Contains: - Effective-date metadata patch rows (set_json / unset_json) per build.

Purpose: - Canonical metadata deltas keyed by effective date.

Keys: - Composite primary key: (build_id, effective_date)

Foreign keys: - build_id -> ig_act_build.build_id

Invariants: - set_json and unset_json store serialized JSON payloads.

Missing-Interval Snapshot Tables

ig_missing_interval_meta

Contains: - Snapshot header rows describing one missing-interval hint snapshot run.

Purpose: - Snapshot metadata header for missing-interval hints.

Keys: - Primary key: meta_id

Foreign keys: - run_id -> ig_run.run_id (nullable) - Referenced by ig_missing_interval.meta_id

Invariants: - complete check constraint: complete IN (0, 1). - Snapshot links digest metadata for download/ingest manifests.

ig_missing_interval

Contains: - Snapshot detail rows for each missing interval observation.

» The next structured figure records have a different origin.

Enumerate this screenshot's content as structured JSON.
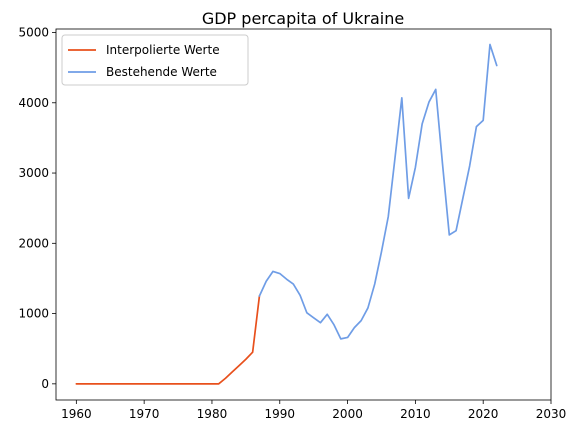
{
  "chart_data": {
    "type": "line",
    "title": "GDP percapita of Ukraine",
    "xlabel": "",
    "ylabel": "",
    "xlim": [
      1957,
      2030
    ],
    "ylim": [
      -230,
      5050
    ],
    "xticks": [
      1960,
      1970,
      1980,
      1990,
      2000,
      2010,
      2020,
      2030
    ],
    "yticks": [
      0,
      1000,
      2000,
      3000,
      4000,
      5000
    ],
    "tick_labels_x": [
      "1960",
      "1970",
      "1980",
      "1990",
      "2000",
      "2010",
      "2020",
      "2030"
    ],
    "tick_labels_y": [
      "0",
      "1000",
      "2000",
      "3000",
      "4000",
      "5000"
    ],
    "grid": false,
    "legend_position": "top-left",
    "series": [
      {
        "name": "Interpolierte Werte",
        "color": "#e8501c",
        "x": [
          1960,
          1961,
          1962,
          1963,
          1964,
          1965,
          1966,
          1967,
          1968,
          1969,
          1970,
          1971,
          1972,
          1973,
          1974,
          1975,
          1976,
          1977,
          1978,
          1979,
          1980,
          1981,
          1982,
          1983,
          1984,
          1985,
          1986,
          1987
        ],
        "values": [
          0,
          0,
          0,
          0,
          0,
          0,
          0,
          0,
          0,
          0,
          0,
          0,
          0,
          0,
          0,
          0,
          0,
          0,
          0,
          0,
          0,
          0,
          80,
          170,
          260,
          350,
          450,
          1250
        ]
      },
      {
        "name": "Bestehende Werte",
        "color": "#6f9de6",
        "x": [
          1987,
          1988,
          1989,
          1990,
          1991,
          1992,
          1993,
          1994,
          1995,
          1996,
          1997,
          1998,
          1999,
          2000,
          2001,
          2002,
          2003,
          2004,
          2005,
          2006,
          2007,
          2008,
          2009,
          2010,
          2011,
          2012,
          2013,
          2014,
          2015,
          2016,
          2017,
          2018,
          2019,
          2020,
          2021,
          2022
        ],
        "values": [
          1250,
          1460,
          1600,
          1570,
          1490,
          1420,
          1260,
          1010,
          940,
          870,
          990,
          840,
          640,
          660,
          800,
          900,
          1080,
          1420,
          1880,
          2380,
          3220,
          4070,
          2640,
          3080,
          3700,
          4010,
          4190,
          3130,
          2120,
          2180,
          2640,
          3100,
          3660,
          3750,
          4830,
          4530
        ]
      }
    ]
  }
}
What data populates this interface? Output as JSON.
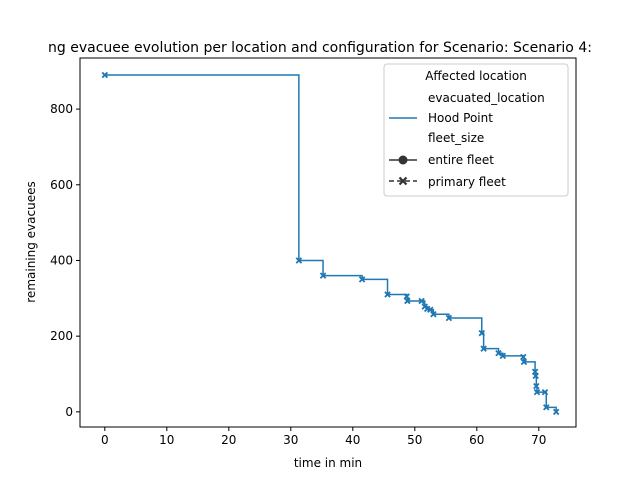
{
  "chart_data": {
    "type": "line",
    "title": "ng evacuee evolution per location and configuration for Scenario: Scenario 4:",
    "xlabel": "time in min",
    "ylabel": "remaining evacuees",
    "xlim": [
      -4,
      76
    ],
    "ylim": [
      -40,
      935
    ],
    "xticks": [
      0,
      10,
      20,
      30,
      40,
      50,
      60,
      70
    ],
    "yticks": [
      0,
      200,
      400,
      600,
      800
    ],
    "grid": false,
    "line_color": "#1f77b4",
    "legend": {
      "placement": "top-right",
      "title": "Affected location",
      "entries": [
        {
          "label": "evacuated_location",
          "kind": "header"
        },
        {
          "label": "Hood Point",
          "kind": "line"
        },
        {
          "label": "fleet_size",
          "kind": "header"
        },
        {
          "label": "entire fleet",
          "kind": "marker-circle"
        },
        {
          "label": "primary fleet",
          "kind": "marker-x-dashed"
        }
      ]
    },
    "series": [
      {
        "name": "Hood Point",
        "style": "primary fleet",
        "drawstyle": "steps-post",
        "x": [
          0,
          31.3,
          35.2,
          41.5,
          45.6,
          48.7,
          48.8,
          51.1,
          51.6,
          52.0,
          52.5,
          53.0,
          55.5,
          60.8,
          61.1,
          63.5,
          64.2,
          67.5,
          67.6,
          69.4,
          69.5,
          69.6,
          69.7,
          71.0,
          71.2,
          72.8
        ],
        "y": [
          890,
          400,
          360,
          350,
          310,
          305,
          293,
          293,
          278,
          272,
          270,
          258,
          248,
          208,
          167,
          155,
          148,
          145,
          132,
          106,
          95,
          68,
          52,
          52,
          12,
          0
        ],
        "marker_y": [
          890,
          400,
          360,
          350,
          310,
          305,
          293,
          293,
          278,
          272,
          270,
          258,
          248,
          208,
          167,
          155,
          148,
          145,
          132,
          106,
          95,
          68,
          52,
          52,
          12,
          0
        ]
      }
    ]
  }
}
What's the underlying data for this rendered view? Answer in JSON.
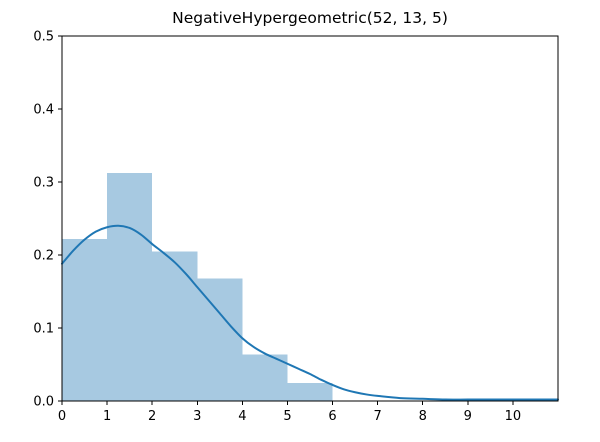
{
  "figure": {
    "title": "NegativeHypergeometric(52, 13, 5)"
  },
  "chart_data": {
    "type": "bar",
    "subtype": "histogram_with_kde_overlay",
    "title": "NegativeHypergeometric(52, 13, 5)",
    "xlabel": "",
    "ylabel": "",
    "xlim": [
      0,
      11
    ],
    "ylim": [
      0,
      0.5
    ],
    "grid": false,
    "legend": false,
    "x_ticks": [
      0,
      1,
      2,
      3,
      4,
      5,
      6,
      7,
      8,
      9,
      10
    ],
    "x_tick_labels": [
      "0",
      "1",
      "2",
      "3",
      "4",
      "5",
      "6",
      "7",
      "8",
      "9",
      "10"
    ],
    "y_ticks": [
      0,
      0.1,
      0.2,
      0.3,
      0.4,
      0.5
    ],
    "y_tick_labels": [
      "0.0",
      "0.1",
      "0.2",
      "0.3",
      "0.4",
      "0.5"
    ],
    "histogram": {
      "bin_edges": [
        0,
        1,
        2,
        3,
        4,
        5,
        6
      ],
      "densities": [
        0.222,
        0.312,
        0.205,
        0.168,
        0.064,
        0.025
      ]
    },
    "kde": {
      "x": [
        0,
        0.25,
        0.5,
        0.75,
        1,
        1.25,
        1.5,
        1.75,
        2,
        2.25,
        2.5,
        2.75,
        3,
        3.25,
        3.5,
        3.75,
        4,
        4.25,
        4.5,
        4.75,
        5,
        5.25,
        5.5,
        5.75,
        6,
        6.25,
        6.5,
        6.75,
        7,
        7.5,
        8,
        8.5,
        9,
        9.5,
        10,
        10.5,
        11
      ],
      "y": [
        0.188,
        0.206,
        0.221,
        0.232,
        0.238,
        0.24,
        0.237,
        0.228,
        0.215,
        0.203,
        0.19,
        0.174,
        0.156,
        0.138,
        0.12,
        0.102,
        0.086,
        0.074,
        0.065,
        0.058,
        0.051,
        0.044,
        0.037,
        0.029,
        0.022,
        0.016,
        0.012,
        0.009,
        0.007,
        0.004,
        0.003,
        0.002,
        0.002,
        0.002,
        0.002,
        0.002,
        0.002
      ]
    },
    "colors": {
      "bar_fill": "#a7c9e1",
      "kde_line": "#1f77b4",
      "axis": "#000000",
      "text": "#000000",
      "background": "#ffffff"
    }
  }
}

Purpose: - Snapshot detail rows for missing intervals.

Keys: - Primary key: interval_row_id

Foreign keys: - meta_id -> ig_missing_interval_meta.meta_id - source_ref_id -> ig_source_ref.source_ref_id - act_id -> ig_act.act_id (nullable)

Invariants: - Runtime contract requires interval_row_id column to exist. - Rows are grouped by source publication identity (source_ref_id). - urn_nir is optional payload context in snapshot rows.

Cross-Table Contract Notes

  • build_id is the internal join key for canonical output child tables.
  • urn_nir is the canonical act identifier in ig_act.
  • source_ref_id is the primary key surface for incremental/version checkpoints.
  • No foreign keys connect ingest_manifest.db to download_manifest.db.